Ketone Body Metabolism is Not Required for Improvement of Heart Failure by Ketogenic Diet in Mice

Abstract

Failing hearts increasingly metabolize ketone bodies, and enhancing ketosis improves heart failure (HF) remodeling. Circulating ketones are elevated by fasting/starvation, which is mimicked with a high-fat, low-carbohydrate "ketogenic diet" (KD). While speculated that KD improves HF through increased ketone oxidation, some evidence suggests KD paradoxically downregulates cardiac ketone oxidation despite increased ketone delivery. We sought to clarify the significance of cardiac ketone metabolism during KD in HF. Mice were subjected to transverse aortic constriction with apical myocardial infarction (TAC-MI) and fed either low-fat (LF) control or KD. Cardiac-specific mitochondrial pyruvate carrier 2 (csMPC2-/-) mice were used as a second model of heart failure. In both mice, feeding a KD improved HF, determined by echocardiography, heart weights, and gene expression analyses. Although KD increases plasma ketone bodies, gene expression for ketone metabolic genes is decreased in the hearts of KD-fed mice. Cardiac-specific β-hydroxybutyrate dehydrogenase 1 (csBDH1-/-), the first enzyme in ketone catabolism, mice were also studied and crossed with the csMPC2-/- mice to create double knockout (DKO) mice. These mice were aged to 16 weeks and switched to LF or KD, and KD was able to completely normalize the hearts of both csMPC2-/- and DKO mice, suggesting that ketone metabolism is unnecessary for improving heart failure with ketogenic diet. These studies were then repeated, and mice injected with U-¹³C-β-hydroxybutyrate to evaluate ketone metabolism. KD feeding significantly decreased the enrichment of the TCA cycle from ketone body carbons, as did the BDH1-deletion in DKO mice. Gene expression and respirometry suggests that KD instead increases cardiac fat oxidation. In conclusion, these results suggest that ketogenic diet decreases cardiac ketone metabolism and does not require ketone metabolism to improve heart failure.

Figure.. Ketone body metabolism is not required for ketogenic diet improvement of heart failure.

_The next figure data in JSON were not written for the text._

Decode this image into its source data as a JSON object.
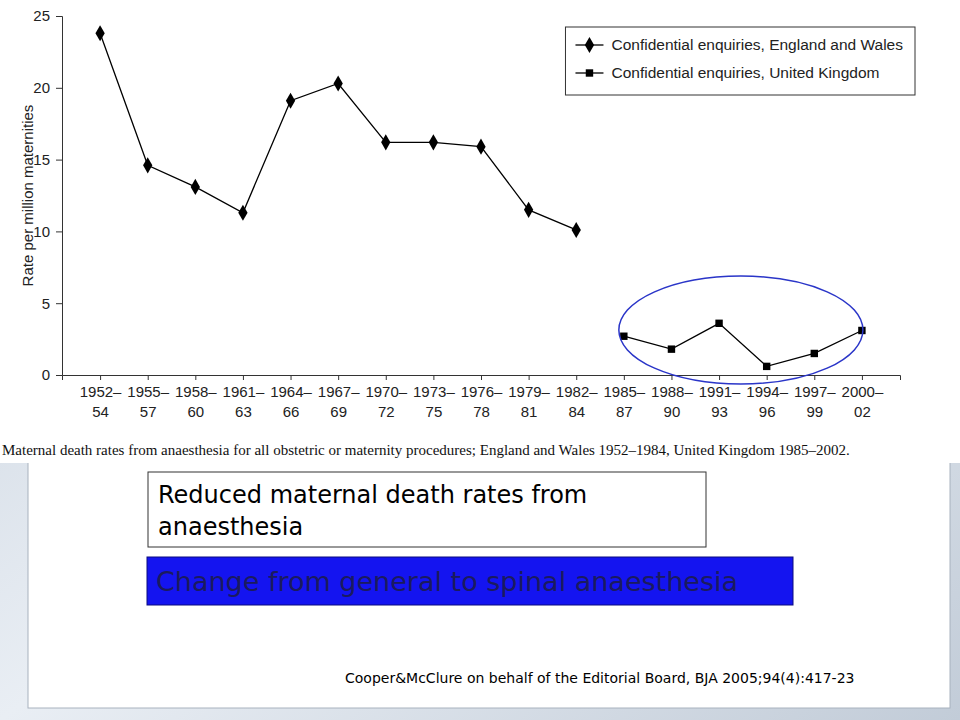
{
  "chart_data": {
    "type": "line",
    "title": "Maternal death rates from anaesthesia for all obstetric or maternity procedures; England and Wales 1952–1984, United Kingdom 1985–2002.",
    "y_label": "Rate per million maternities",
    "categories": [
      "1952–54",
      "1955–57",
      "1958–60",
      "1961–63",
      "1964–66",
      "1967–69",
      "1970–72",
      "1973–75",
      "1976–78",
      "1979–81",
      "1982–84",
      "1985–87",
      "1988–90",
      "1991–93",
      "1994–96",
      "1997–99",
      "2000–02"
    ],
    "series": [
      {
        "name": "Confidential enquiries, England and Wales",
        "color": "#000000",
        "marker": "diamond",
        "line_style": "solid",
        "values": [
          23.8,
          14.6,
          13.1,
          11.3,
          19.1,
          20.3,
          16.2,
          16.2,
          15.9,
          11.5,
          10.1,
          null,
          null,
          null,
          null,
          null,
          null
        ]
      },
      {
        "name": "Confidential enquiries, United Kingdom",
        "color": "#000000",
        "marker": "square",
        "line_style": "solid",
        "values": [
          null,
          null,
          null,
          null,
          null,
          null,
          null,
          null,
          null,
          null,
          null,
          2.7,
          1.8,
          3.6,
          0.6,
          1.5,
          3.1
        ]
      }
    ],
    "ylim": [
      0,
      25
    ],
    "yticks": [
      0,
      5,
      10,
      15,
      20,
      25
    ],
    "grid": false,
    "legend": "upper right",
    "annotations": [
      "Reduced maternal death rates from anaesthesia",
      "Change from general to spinal anaesthesia",
      "Cooper&McClure on behalf of the Editorial Board, BJA 2005;94(4):417-23"
    ]
  }
}
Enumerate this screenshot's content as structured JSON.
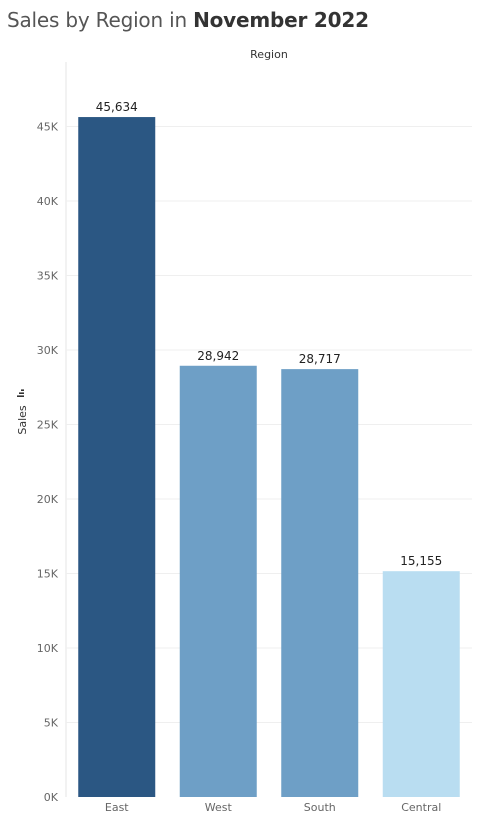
{
  "title": {
    "prefix": "Sales by Region in ",
    "emphasis": "November 2022"
  },
  "chart_data": {
    "type": "bar",
    "title": "Sales by Region in November 2022",
    "column_header": "Region",
    "xlabel": "",
    "ylabel": "Sales",
    "categories": [
      "East",
      "West",
      "South",
      "Central"
    ],
    "values": [
      45634,
      28942,
      28717,
      15155
    ],
    "data_labels": [
      "45,634",
      "28,942",
      "28,717",
      "15,155"
    ],
    "bar_colors": [
      "#2b5783",
      "#6e9fc6",
      "#6e9fc6",
      "#b9ddf1"
    ],
    "ylim": [
      0,
      48000
    ],
    "yticks": [
      0,
      5000,
      10000,
      15000,
      20000,
      25000,
      30000,
      35000,
      40000,
      45000
    ],
    "ytick_labels": [
      "0K",
      "5K",
      "10K",
      "15K",
      "20K",
      "25K",
      "30K",
      "35K",
      "40K",
      "45K"
    ],
    "grid": true,
    "legend": "none"
  }
}
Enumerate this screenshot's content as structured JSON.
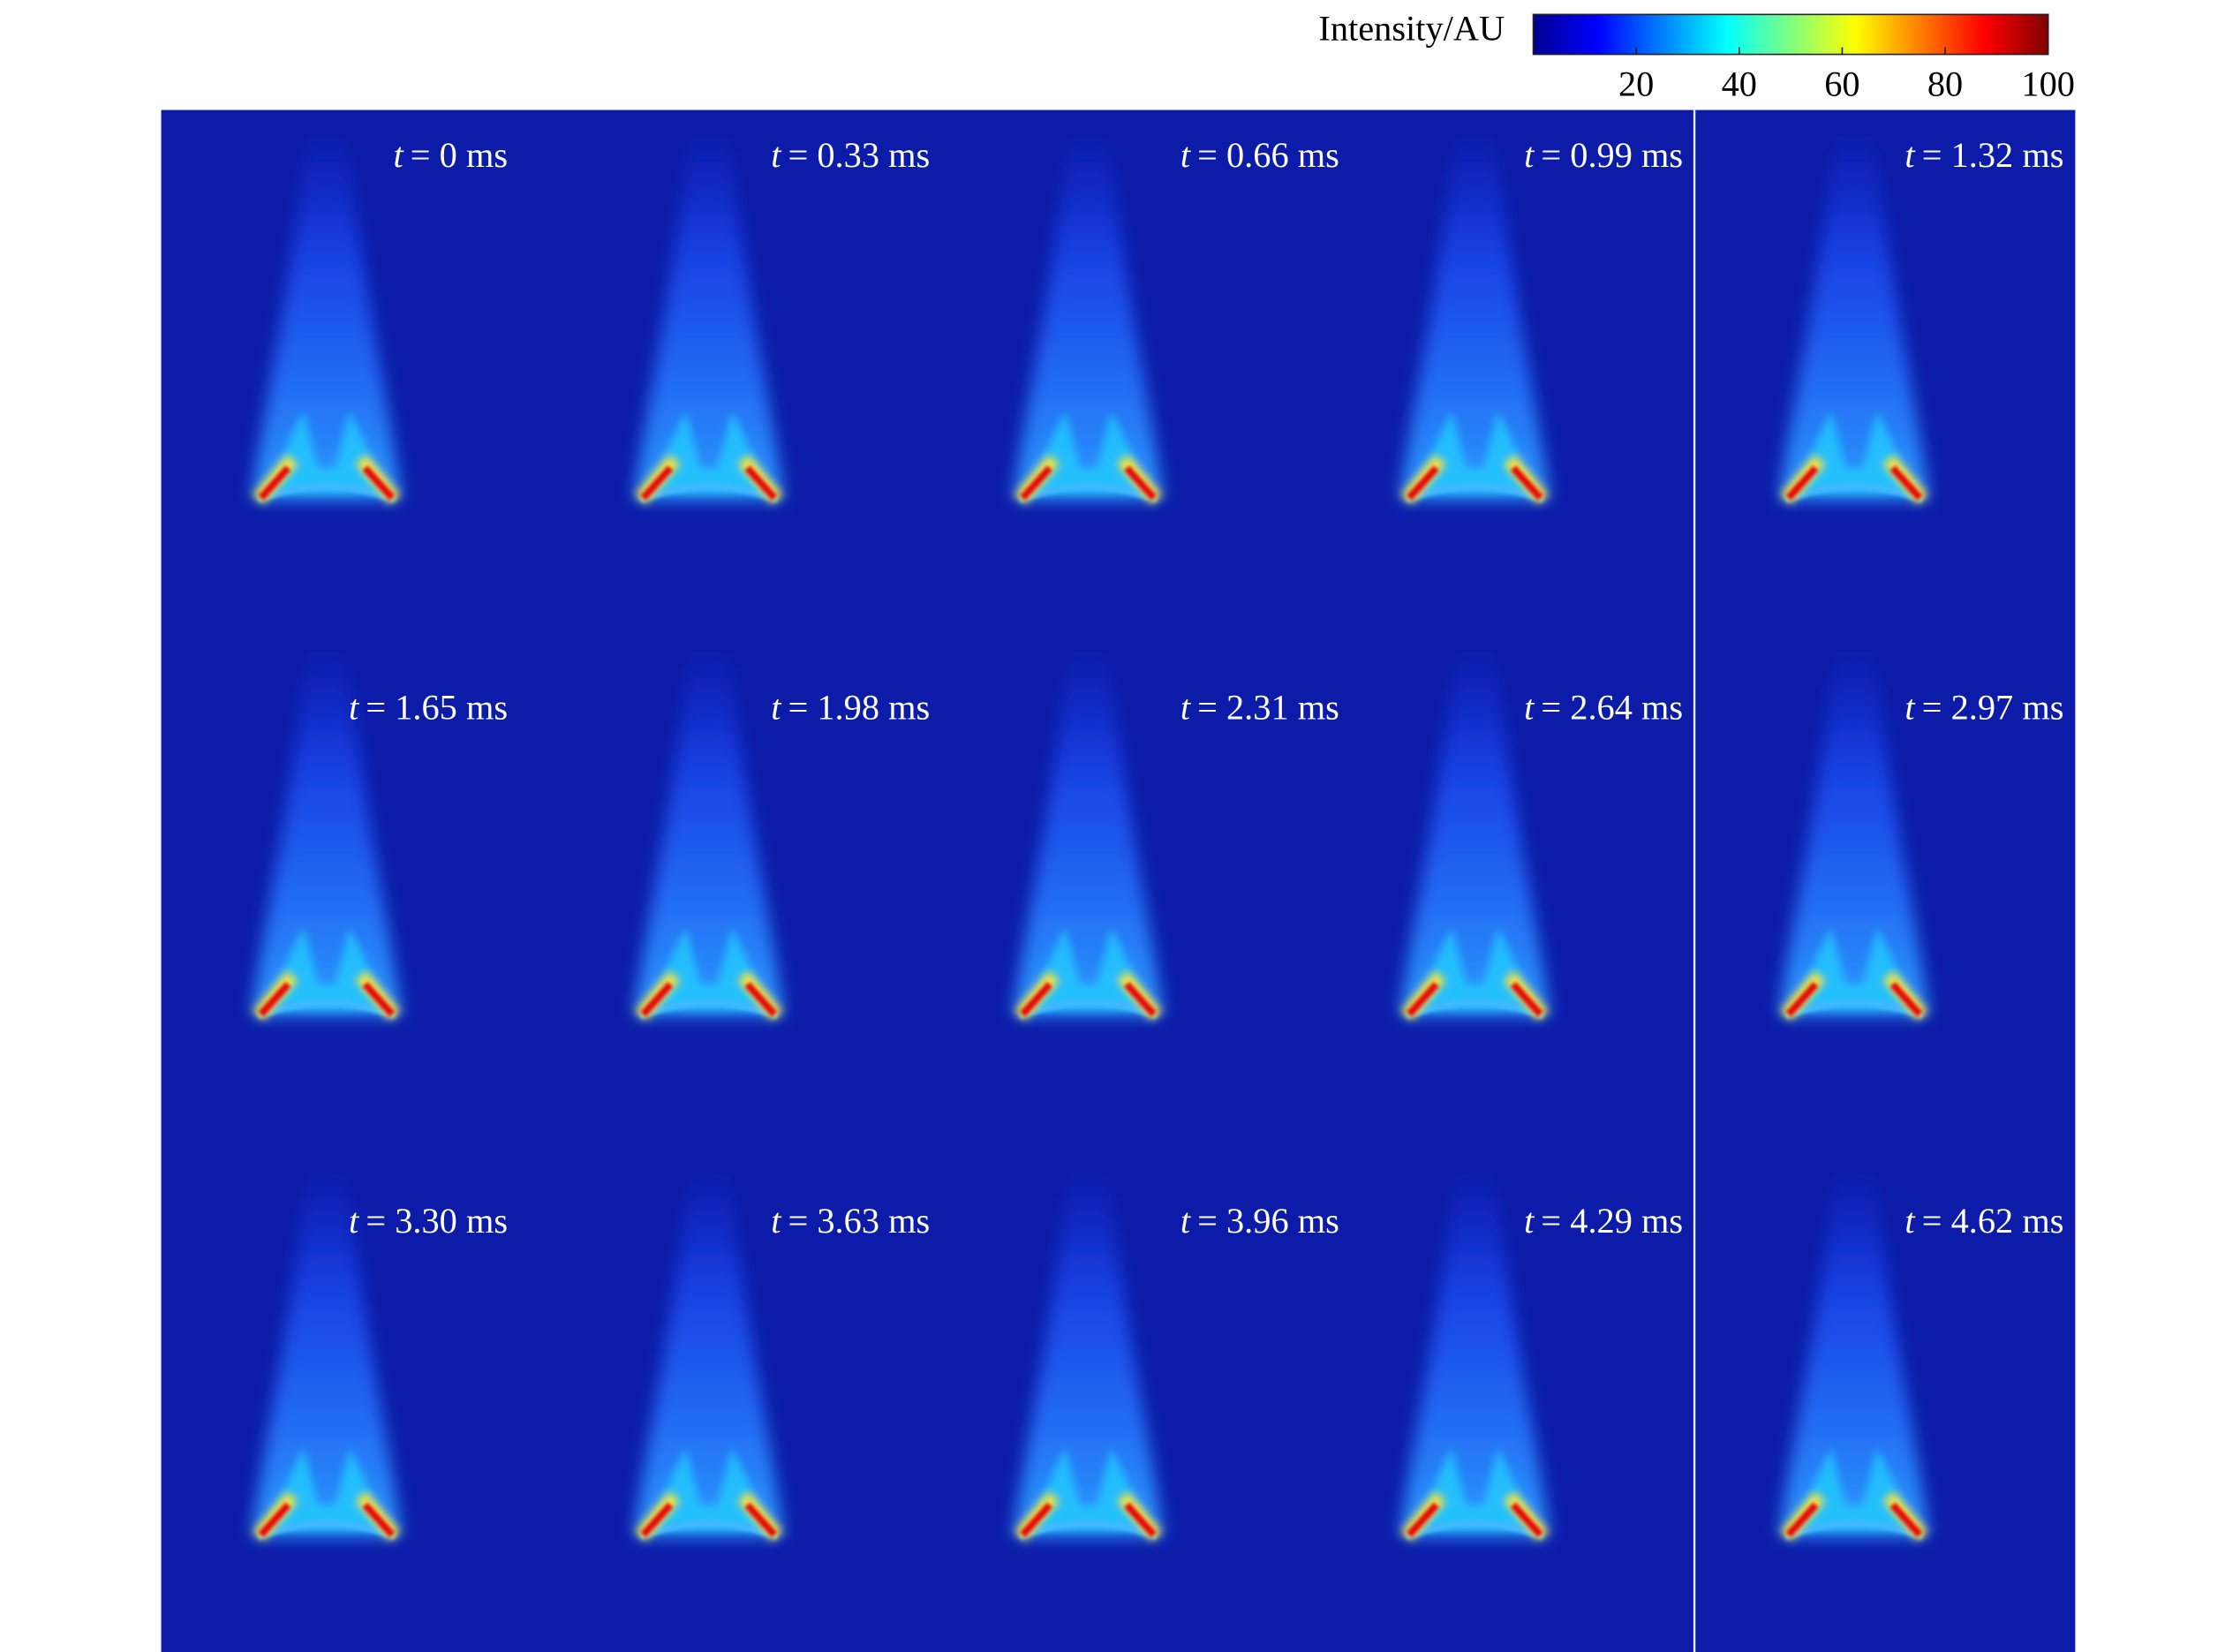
{
  "colorbar": {
    "label": "Intensity/AU",
    "lim": [
      0,
      100
    ],
    "ticks": [
      20,
      40,
      60,
      80,
      100
    ]
  },
  "panels": {
    "variable": "t",
    "labels": [
      "= 0 ms",
      "= 0.33 ms",
      "= 0.66 ms",
      "= 0.99 ms",
      "= 1.32 ms",
      "= 1.65 ms",
      "= 1.98 ms",
      "= 2.31 ms",
      "= 2.64 ms",
      "= 2.97 ms",
      "= 3.30 ms",
      "= 3.63 ms",
      "= 3.96 ms",
      "= 4.29 ms",
      "= 4.62 ms"
    ]
  }
}
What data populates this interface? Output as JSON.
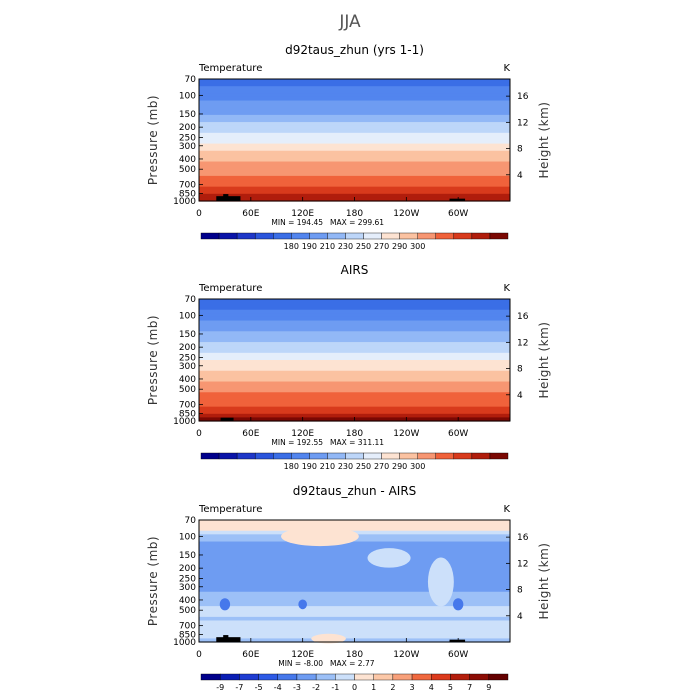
{
  "figure": {
    "title": "JJA"
  },
  "chart_data": [
    {
      "type": "heatmap",
      "panel_id": "model",
      "title": "d92taus_zhun (yrs 1-1)",
      "variable_label": "Temperature",
      "units": "K",
      "ylabel": "Pressure (mb)",
      "ylabel_right": "Height (km)",
      "x_ticks": [
        "0",
        "60E",
        "120E",
        "180",
        "120W",
        "60W"
      ],
      "x_tick_lon": [
        0,
        60,
        120,
        180,
        240,
        300
      ],
      "xlim": [
        0,
        360
      ],
      "y_ticks": [
        70,
        100,
        150,
        200,
        250,
        300,
        400,
        500,
        700,
        850,
        1000
      ],
      "ylim": [
        1000,
        70
      ],
      "y_scale": "log",
      "right_ticks": [
        "4",
        "8",
        "12",
        "16"
      ],
      "right_tick_km": [
        4,
        8,
        12,
        16
      ],
      "stats": {
        "min_label": "MIN = 194.45",
        "max_label": "MAX = 299.61",
        "min": 194.45,
        "max": 299.61
      },
      "contour_levels": [
        175,
        180,
        185,
        190,
        200,
        210,
        220,
        230,
        240,
        250,
        260,
        270,
        280,
        290,
        295,
        300
      ],
      "colorbar_tick_labels": [
        "180",
        "190",
        "210",
        "230",
        "250",
        "270",
        "290",
        "300"
      ],
      "colors": [
        "#00008B",
        "#0A14A8",
        "#1E37C8",
        "#2A55DC",
        "#3A6EE6",
        "#5285EE",
        "#6E9CF2",
        "#92B8F6",
        "#BDD6F9",
        "#E5EEFB",
        "#FDE3D2",
        "#FBC2A1",
        "#F79672",
        "#F0623B",
        "#D83A1C",
        "#B01D0C",
        "#7A0803"
      ],
      "band_values": [
        194.5,
        197,
        200,
        203,
        206,
        208,
        210,
        212,
        216,
        219,
        222,
        226,
        230,
        234,
        238,
        242,
        246,
        250,
        254,
        258,
        262,
        265,
        268,
        271,
        274,
        277,
        280,
        283,
        286,
        289,
        292,
        295,
        297.5,
        299.6
      ],
      "terrain": [
        {
          "lon": [
            20,
            48
          ],
          "p": 900
        },
        {
          "lon": [
            28,
            34
          ],
          "p": 860
        },
        {
          "lon": [
            290,
            308
          ],
          "p": 950
        }
      ]
    },
    {
      "type": "heatmap",
      "panel_id": "obs",
      "title": "AIRS",
      "variable_label": "Temperature",
      "units": "K",
      "ylabel": "Pressure (mb)",
      "ylabel_right": "Height (km)",
      "x_ticks": [
        "0",
        "60E",
        "120E",
        "180",
        "120W",
        "60W"
      ],
      "x_tick_lon": [
        0,
        60,
        120,
        180,
        240,
        300
      ],
      "xlim": [
        0,
        360
      ],
      "y_ticks": [
        70,
        100,
        150,
        200,
        250,
        300,
        400,
        500,
        700,
        850,
        1000
      ],
      "ylim": [
        1000,
        70
      ],
      "y_scale": "log",
      "right_ticks": [
        "4",
        "8",
        "12",
        "16"
      ],
      "right_tick_km": [
        4,
        8,
        12,
        16
      ],
      "stats": {
        "min_label": "MIN = 192.55",
        "max_label": "MAX = 311.11",
        "min": 192.55,
        "max": 311.11
      },
      "contour_levels": [
        175,
        180,
        185,
        190,
        200,
        210,
        220,
        230,
        240,
        250,
        260,
        270,
        280,
        290,
        295,
        300
      ],
      "colorbar_tick_labels": [
        "180",
        "190",
        "210",
        "230",
        "250",
        "270",
        "290",
        "300"
      ],
      "colors": [
        "#00008B",
        "#0A14A8",
        "#1E37C8",
        "#2A55DC",
        "#3A6EE6",
        "#5285EE",
        "#6E9CF2",
        "#92B8F6",
        "#BDD6F9",
        "#E5EEFB",
        "#FDE3D2",
        "#FBC2A1",
        "#F79672",
        "#F0623B",
        "#D83A1C",
        "#B01D0C",
        "#7A0803"
      ],
      "band_values": [
        193,
        195,
        198,
        201,
        204,
        207,
        210,
        213,
        217,
        220,
        224,
        227,
        231,
        235,
        239,
        243,
        247,
        251,
        255,
        259,
        263,
        266,
        269,
        272,
        275,
        278,
        281,
        284,
        287,
        290,
        293,
        296,
        299,
        302
      ],
      "terrain": [
        {
          "lon": [
            25,
            40
          ],
          "p": 930
        }
      ]
    },
    {
      "type": "heatmap",
      "panel_id": "diff",
      "title": "d92taus_zhun - AIRS",
      "variable_label": "Temperature",
      "units": "K",
      "ylabel": "Pressure (mb)",
      "ylabel_right": "Height (km)",
      "x_ticks": [
        "0",
        "60E",
        "120E",
        "180",
        "120W",
        "60W"
      ],
      "x_tick_lon": [
        0,
        60,
        120,
        180,
        240,
        300
      ],
      "xlim": [
        0,
        360
      ],
      "y_ticks": [
        70,
        100,
        150,
        200,
        250,
        300,
        400,
        500,
        700,
        850,
        1000
      ],
      "ylim": [
        1000,
        70
      ],
      "y_scale": "log",
      "right_ticks": [
        "4",
        "8",
        "12",
        "16"
      ],
      "right_tick_km": [
        4,
        8,
        12,
        16
      ],
      "stats": {
        "min_label": "MIN = -8.00",
        "max_label": "MAX =   2.77",
        "min": -8.0,
        "max": 2.77
      },
      "contour_levels": [
        -9,
        -7,
        -5,
        -4,
        -3,
        -2,
        -1,
        0,
        1,
        2,
        3,
        4,
        5,
        7,
        9
      ],
      "colorbar_tick_labels": [
        "-9",
        "-7",
        "-5",
        "-4",
        "-3",
        "-2",
        "-1",
        "0",
        "1",
        "2",
        "3",
        "4",
        "5",
        "7",
        "9"
      ],
      "colors": [
        "#00008B",
        "#0A1EB4",
        "#1E3CD2",
        "#2D5AE6",
        "#4678EB",
        "#6E9CF2",
        "#9CC0F7",
        "#CCE0FA",
        "#FDE3D2",
        "#FCC8A8",
        "#F8A07A",
        "#F0683E",
        "#DC3A1C",
        "#B41E0C",
        "#8C0C04",
        "#640000"
      ],
      "band_values": [
        0.3,
        0.2,
        0.5,
        0.4,
        -0.8,
        -1.5,
        -2.2,
        -2.8,
        -2.5,
        -2.6,
        -2.4,
        -2.6,
        -2.3,
        -2.7,
        -2.5,
        -2.2,
        -2.0,
        -2.3,
        -2.5,
        -2.0,
        -1.6,
        -1.8,
        -1.5,
        -1.0,
        -0.9,
        -0.7,
        -1.0,
        -1.2,
        -0.8,
        -0.6,
        -0.4,
        -0.5,
        -1.3,
        -2.0
      ],
      "blobs": [
        {
          "lon": 140,
          "p": 100,
          "rlon": 45,
          "rp": 0.08,
          "value": 0.9
        },
        {
          "lon": 30,
          "p": 240,
          "rlon": 22,
          "rp": 0.1,
          "value": -2.6
        },
        {
          "lon": 220,
          "p": 160,
          "rlon": 25,
          "rp": 0.08,
          "value": -0.8
        },
        {
          "lon": 280,
          "p": 270,
          "rlon": 15,
          "rp": 0.2,
          "value": -0.9
        },
        {
          "lon": 30,
          "p": 440,
          "rlon": 6,
          "rp": 0.05,
          "value": -3.3
        },
        {
          "lon": 120,
          "p": 440,
          "rlon": 5,
          "rp": 0.04,
          "value": -3.2
        },
        {
          "lon": 300,
          "p": 440,
          "rlon": 6,
          "rp": 0.05,
          "value": -3.2
        },
        {
          "lon": 130,
          "p": 720,
          "rlon": 40,
          "rp": 0.05,
          "value": -0.6
        },
        {
          "lon": 150,
          "p": 930,
          "rlon": 20,
          "rp": 0.04,
          "value": 0.3
        }
      ],
      "terrain": [
        {
          "lon": [
            20,
            48
          ],
          "p": 900
        },
        {
          "lon": [
            28,
            34
          ],
          "p": 860
        },
        {
          "lon": [
            290,
            308
          ],
          "p": 950
        }
      ]
    }
  ]
}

A, Echocardiography measures of end-systolic volume (ESV), end-diastolic volume (EDV), and ejection fraction (EF) of female C57BL/6J mice subjected to transverse aortic constriction with apical myocardial infarction (TAC-MI) 2 weeks post-surgery, and after 2 weeks of low-fat (LF) or ketogenic diet (KD) feeding (4-weeks post-surgery). Data also expressed as %-change from 2- to 4-weeks (n=8–9 per group). B, Left, Heart weight normalized to tibia length (HW/TL) and total plasma ketone concentrations of mice subjected to TAC-MI and fed LF or KD (n=8–9 per group). B, Right, Cardiac gene expression for heart failure and fibrosis genes, ketone metabolism genes, and fat oxidation genes (n=8–9 per group). C, Representative western blot showing cardiac deletion of BDH1 and/or MPC1/2 proteins from csBDH1−/−, csMPC2−/−, and DKO hearts. D, ESV, EDV, EF, HW/TL, and Bdh1 expression from WT (Mpc2 and Bdh1 floxed), csBDH1−/−, csMPC2−/−, and DKO mice fed LF or KD (n=5–17 per group). E, Schematic of U-¹³C-β-hydroxybutyrate (BHB) labeling, and the primary enrichment products for BHB, BHB-carnitine, acetyl-CoA, acetylcarnitine, glutamine, and succinate, as well as BHB pool size (n=4–6 per group). F, Oxygen consumption rates (OCR) of cardiac muscle fibers from LF of KD-fed mice when provided palmitoyl-CoA + carnitine, and then adenosine diphosphate (ADP) (n=9 per group). Data expressed as mean ± SD and analyzed by Student’s 2-tailed t test (A, B, and F), or 2-way ANOVA with Tukey multiple comparison’s test (D and E) with GraphPad Prism v10.3.0.